The lawsuit, which was filed with the United States District Court for the District of Puerto Rico, seeks a ruling declaring both laws to be unconstitutional since they represent an attack on press freedom rights and violate the First and Fourth Amendments of the United States Constitution. The lawsuit notes that the laws lead to self-censorship, chilling reporting on Covid-19 and other emergencies, in addition to leaving journalists who question the government’s work vulnerable to prosecution. If found guilty journalists could face anywhere from six month to three years in jail, in addition to a fine of USD $5,000.
Puerto Rico is the only US jurisdiction with laws on its books that criminalise commentary. The ACLU’s lawsuit sets a precedent that will aid in preventing similar laws from being passed in other US jurisdictions. Laws of this nature are dangerous since they may be applied selectively to prosecute those who are critical of the government or its officials. The provisions of the laws are vague, broad in scope and violate constitutional rights to freedom of expression and press freedom.

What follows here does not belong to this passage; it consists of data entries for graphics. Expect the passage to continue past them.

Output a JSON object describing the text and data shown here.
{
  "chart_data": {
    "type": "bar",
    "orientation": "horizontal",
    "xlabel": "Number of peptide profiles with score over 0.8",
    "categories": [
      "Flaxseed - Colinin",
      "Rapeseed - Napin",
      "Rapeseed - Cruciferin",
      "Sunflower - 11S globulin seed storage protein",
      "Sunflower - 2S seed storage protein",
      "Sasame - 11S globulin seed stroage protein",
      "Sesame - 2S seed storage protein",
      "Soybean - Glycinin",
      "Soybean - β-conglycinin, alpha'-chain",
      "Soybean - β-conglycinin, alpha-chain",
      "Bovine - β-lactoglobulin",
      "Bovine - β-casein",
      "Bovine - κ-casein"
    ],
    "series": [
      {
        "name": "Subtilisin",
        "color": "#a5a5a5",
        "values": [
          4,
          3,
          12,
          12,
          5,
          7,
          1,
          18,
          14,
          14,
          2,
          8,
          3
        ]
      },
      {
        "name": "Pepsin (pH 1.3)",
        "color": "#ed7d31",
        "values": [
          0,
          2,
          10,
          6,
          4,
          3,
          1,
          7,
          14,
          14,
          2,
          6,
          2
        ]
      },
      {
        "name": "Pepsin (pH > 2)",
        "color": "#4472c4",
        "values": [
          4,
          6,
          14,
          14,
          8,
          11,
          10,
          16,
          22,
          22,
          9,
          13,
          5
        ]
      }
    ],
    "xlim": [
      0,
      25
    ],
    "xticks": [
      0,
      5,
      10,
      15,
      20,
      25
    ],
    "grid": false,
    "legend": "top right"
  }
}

The laws fail to require the government to demonstrate that the individual responsible for disseminating purportedly “fake news” knew that the information was false. The laws also provide citizens with very little guidance regarding what may constitute a crime and give the government too much discretion to decide who should be prosecuted. As such, the laws paralyse important reporting on the Covid-19 pandemic crisis and other emergencies, specifically because journalists run the risk of being prosecuted for their investigative work.
The two journalists who are plaintiffs in the case have noted that some of their sources are refusing to share information, noting concerns over possible prosecution under the “fake news” laws. In addition to intimidating journalists and sources, the laws also represent a significant barrier to information of interest to the public and to debate at a time when the citizens of Puerto Rico require information in order to deal with the effects of the ongoing pandemic.
IFEX-ALC, Fundamedios and ACM understand that the imposition of a state of emergency in order to confront the health crisis allows for limitations on certain rights, such as those relating to movement and assembly. Even in this context, however, any restrictions should be minimized to the extent possible and the state of emergency must never be interpreted to justify more extensive limitations on other rights, such as those relating to press freedom and freedom of expression. On the contrary, the latter rights are of utmost importance within the context of the Covid-19 pandemic.
We call on the Puerto Rican government to repeal the so-called “fake news” laws and comply with international standards for guaranteeing and protecting the right to freedom of expression and information.
IFEX-ALC, which forms part of the global IFEX network, is comprised of 24 organisations in 14 Latin America and Caribbean countries dedicated to defending freedom of expression and press freedom.